Mereka menghadirkan tikus yang dibius dan tidak reponsif, lalu merekam respons yang dilakukan teman-temannya yang masih sadar.
Baca Juga: 'Rat Torture', Metode Penyiksaan Paling Sadis dalam Sejarah Dunia
Ketika tikus-tikus itu bertemu dengan pasangan yang dikenalnya dalam keadaan tidak sadar, mereka menunjukkan perilaku yang sangat berbeda terhadap pasangannya.

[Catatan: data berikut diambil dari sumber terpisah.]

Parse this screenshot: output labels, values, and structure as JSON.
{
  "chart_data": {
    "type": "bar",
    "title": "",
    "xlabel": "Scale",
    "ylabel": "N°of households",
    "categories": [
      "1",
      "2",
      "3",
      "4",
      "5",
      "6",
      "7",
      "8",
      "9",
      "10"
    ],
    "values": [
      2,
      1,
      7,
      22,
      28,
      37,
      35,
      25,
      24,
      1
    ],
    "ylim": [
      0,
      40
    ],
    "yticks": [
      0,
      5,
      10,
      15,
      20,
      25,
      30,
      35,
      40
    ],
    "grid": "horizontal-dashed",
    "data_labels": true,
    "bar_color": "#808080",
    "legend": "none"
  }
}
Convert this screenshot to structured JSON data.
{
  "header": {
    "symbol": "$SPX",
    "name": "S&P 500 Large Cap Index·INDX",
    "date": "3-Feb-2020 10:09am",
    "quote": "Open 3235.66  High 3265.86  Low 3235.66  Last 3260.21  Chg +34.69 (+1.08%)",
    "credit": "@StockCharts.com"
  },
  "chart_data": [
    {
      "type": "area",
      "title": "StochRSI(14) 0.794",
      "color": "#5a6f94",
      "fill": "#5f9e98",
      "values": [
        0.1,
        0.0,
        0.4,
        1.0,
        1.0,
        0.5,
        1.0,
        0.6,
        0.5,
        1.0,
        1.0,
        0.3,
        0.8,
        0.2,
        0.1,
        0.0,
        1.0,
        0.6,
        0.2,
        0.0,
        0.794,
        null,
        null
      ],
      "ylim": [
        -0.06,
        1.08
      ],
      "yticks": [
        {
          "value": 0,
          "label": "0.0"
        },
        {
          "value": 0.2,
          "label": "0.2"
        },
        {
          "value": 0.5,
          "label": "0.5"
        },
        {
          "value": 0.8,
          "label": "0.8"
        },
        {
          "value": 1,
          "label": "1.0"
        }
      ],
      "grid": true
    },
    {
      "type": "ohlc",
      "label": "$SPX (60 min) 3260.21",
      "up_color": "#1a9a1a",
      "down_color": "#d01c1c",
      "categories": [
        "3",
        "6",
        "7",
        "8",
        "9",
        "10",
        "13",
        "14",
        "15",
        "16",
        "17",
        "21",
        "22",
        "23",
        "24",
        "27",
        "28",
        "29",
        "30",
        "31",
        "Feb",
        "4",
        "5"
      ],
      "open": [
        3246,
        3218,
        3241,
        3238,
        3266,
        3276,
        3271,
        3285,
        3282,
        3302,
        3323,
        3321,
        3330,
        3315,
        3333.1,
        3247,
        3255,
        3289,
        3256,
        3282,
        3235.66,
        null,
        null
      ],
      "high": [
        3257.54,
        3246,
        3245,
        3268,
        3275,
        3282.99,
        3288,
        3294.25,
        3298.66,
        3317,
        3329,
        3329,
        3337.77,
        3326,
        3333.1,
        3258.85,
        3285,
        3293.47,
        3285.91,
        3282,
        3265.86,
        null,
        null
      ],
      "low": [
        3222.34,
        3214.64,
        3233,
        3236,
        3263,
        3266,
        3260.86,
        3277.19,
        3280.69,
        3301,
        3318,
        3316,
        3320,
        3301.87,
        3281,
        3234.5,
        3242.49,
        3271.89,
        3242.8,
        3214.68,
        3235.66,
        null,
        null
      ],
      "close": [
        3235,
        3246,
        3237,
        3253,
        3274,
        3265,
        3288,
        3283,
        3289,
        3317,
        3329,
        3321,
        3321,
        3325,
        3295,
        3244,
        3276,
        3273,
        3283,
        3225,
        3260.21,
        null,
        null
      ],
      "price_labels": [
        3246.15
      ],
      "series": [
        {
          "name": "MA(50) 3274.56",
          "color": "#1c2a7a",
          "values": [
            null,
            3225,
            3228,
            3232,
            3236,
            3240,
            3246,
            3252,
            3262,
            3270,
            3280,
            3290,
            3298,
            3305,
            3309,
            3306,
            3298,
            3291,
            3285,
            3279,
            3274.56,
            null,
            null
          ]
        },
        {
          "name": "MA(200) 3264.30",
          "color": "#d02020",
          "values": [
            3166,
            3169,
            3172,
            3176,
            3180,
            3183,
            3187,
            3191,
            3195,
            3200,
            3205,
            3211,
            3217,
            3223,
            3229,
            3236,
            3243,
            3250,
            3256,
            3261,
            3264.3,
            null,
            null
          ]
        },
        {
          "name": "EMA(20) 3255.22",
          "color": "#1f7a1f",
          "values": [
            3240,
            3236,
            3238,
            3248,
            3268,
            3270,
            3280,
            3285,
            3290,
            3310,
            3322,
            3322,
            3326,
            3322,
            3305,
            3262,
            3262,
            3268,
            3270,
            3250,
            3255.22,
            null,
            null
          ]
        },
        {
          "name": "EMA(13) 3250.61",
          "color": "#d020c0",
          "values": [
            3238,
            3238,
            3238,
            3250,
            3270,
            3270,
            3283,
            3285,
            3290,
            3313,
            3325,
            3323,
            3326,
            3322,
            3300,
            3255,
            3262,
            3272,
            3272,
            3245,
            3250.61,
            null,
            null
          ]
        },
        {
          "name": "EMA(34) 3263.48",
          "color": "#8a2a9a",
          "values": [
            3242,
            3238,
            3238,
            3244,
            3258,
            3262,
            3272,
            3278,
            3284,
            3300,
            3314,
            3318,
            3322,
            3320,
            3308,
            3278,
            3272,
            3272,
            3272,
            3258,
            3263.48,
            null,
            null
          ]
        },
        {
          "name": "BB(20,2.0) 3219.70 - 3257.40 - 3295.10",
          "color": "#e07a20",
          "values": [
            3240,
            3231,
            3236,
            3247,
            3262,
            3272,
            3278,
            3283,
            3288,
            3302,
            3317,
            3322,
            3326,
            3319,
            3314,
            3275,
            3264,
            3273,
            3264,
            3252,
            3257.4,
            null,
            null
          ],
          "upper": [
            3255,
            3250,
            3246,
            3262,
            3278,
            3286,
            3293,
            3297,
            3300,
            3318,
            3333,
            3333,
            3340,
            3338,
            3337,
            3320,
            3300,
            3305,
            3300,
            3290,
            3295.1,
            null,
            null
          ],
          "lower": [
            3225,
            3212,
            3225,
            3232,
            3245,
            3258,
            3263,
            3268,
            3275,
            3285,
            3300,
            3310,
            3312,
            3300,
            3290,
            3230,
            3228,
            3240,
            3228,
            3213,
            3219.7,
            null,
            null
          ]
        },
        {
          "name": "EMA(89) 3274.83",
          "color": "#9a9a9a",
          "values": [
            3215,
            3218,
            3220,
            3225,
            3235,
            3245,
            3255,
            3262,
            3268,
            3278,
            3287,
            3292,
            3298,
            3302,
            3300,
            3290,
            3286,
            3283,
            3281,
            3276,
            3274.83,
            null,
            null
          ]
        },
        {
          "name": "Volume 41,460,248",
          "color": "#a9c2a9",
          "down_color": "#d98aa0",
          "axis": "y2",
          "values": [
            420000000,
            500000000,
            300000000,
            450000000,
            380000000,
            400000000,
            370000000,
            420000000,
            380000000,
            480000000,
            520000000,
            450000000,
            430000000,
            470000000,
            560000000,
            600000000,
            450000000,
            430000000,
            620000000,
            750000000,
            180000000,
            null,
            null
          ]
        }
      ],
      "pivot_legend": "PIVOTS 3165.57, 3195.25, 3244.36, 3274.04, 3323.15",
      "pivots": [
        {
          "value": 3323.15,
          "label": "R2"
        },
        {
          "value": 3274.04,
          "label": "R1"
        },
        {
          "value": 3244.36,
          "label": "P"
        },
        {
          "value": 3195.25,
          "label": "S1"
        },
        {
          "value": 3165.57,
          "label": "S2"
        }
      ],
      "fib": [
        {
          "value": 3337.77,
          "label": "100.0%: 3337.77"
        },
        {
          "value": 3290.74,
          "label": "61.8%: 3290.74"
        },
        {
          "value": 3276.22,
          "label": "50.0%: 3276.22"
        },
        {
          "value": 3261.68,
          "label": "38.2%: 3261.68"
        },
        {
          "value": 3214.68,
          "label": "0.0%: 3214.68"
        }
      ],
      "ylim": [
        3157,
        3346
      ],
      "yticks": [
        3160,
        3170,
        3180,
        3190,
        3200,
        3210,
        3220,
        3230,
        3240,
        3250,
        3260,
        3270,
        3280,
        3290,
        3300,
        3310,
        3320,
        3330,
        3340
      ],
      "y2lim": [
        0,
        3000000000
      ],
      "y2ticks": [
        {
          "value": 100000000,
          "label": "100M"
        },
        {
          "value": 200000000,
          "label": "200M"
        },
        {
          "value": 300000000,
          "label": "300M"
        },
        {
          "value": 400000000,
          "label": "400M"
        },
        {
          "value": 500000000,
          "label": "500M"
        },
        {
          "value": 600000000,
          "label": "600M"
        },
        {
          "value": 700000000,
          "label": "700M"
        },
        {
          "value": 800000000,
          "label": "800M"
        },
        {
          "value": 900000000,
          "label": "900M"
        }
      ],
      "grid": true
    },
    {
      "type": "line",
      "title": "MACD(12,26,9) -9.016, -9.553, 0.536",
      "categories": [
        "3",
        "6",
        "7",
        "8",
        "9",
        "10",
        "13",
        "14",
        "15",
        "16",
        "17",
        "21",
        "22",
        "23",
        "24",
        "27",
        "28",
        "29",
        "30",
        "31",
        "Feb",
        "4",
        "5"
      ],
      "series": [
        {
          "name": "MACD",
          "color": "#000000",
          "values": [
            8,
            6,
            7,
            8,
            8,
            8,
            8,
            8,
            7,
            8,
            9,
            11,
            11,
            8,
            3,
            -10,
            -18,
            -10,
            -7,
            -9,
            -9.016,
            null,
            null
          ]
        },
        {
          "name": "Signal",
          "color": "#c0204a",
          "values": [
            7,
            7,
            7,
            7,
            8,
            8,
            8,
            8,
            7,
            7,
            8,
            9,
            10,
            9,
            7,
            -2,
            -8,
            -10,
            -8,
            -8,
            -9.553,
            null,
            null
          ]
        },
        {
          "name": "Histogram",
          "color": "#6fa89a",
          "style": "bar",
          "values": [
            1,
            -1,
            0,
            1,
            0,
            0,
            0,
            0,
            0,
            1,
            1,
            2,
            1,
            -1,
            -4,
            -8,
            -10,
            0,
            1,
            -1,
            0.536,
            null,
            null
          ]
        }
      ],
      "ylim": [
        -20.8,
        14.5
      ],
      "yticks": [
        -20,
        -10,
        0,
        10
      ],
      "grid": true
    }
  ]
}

Perilaku ini biasanya berubah dari tindakan yang lebih lembut seperti mengendus dan merawat menjadi perilaku yang lebih keras seperti menggigit tikus lain atau menjulurkan lidahnya.
Tindakan yang dilakukan tikus-tikus ini jarang terlihat saat pasangannya sedang dalam kondisi aktif atau hanya tidur.
Mereka juga berhenti menggigit atau menjulurkan lidah saat pasangannya mereka kembali tersadar.
Tindakan yang dilakukan tikus-tikus itu cenderung lebih nyata saat kedua tikus saling mengenal.
Selama interaksi selama 13 menit, tikus menghabiskan lebih dari 47 persen waktunya, rata-rata, untuk berinteraksi dengan tikus yang tidak responsif.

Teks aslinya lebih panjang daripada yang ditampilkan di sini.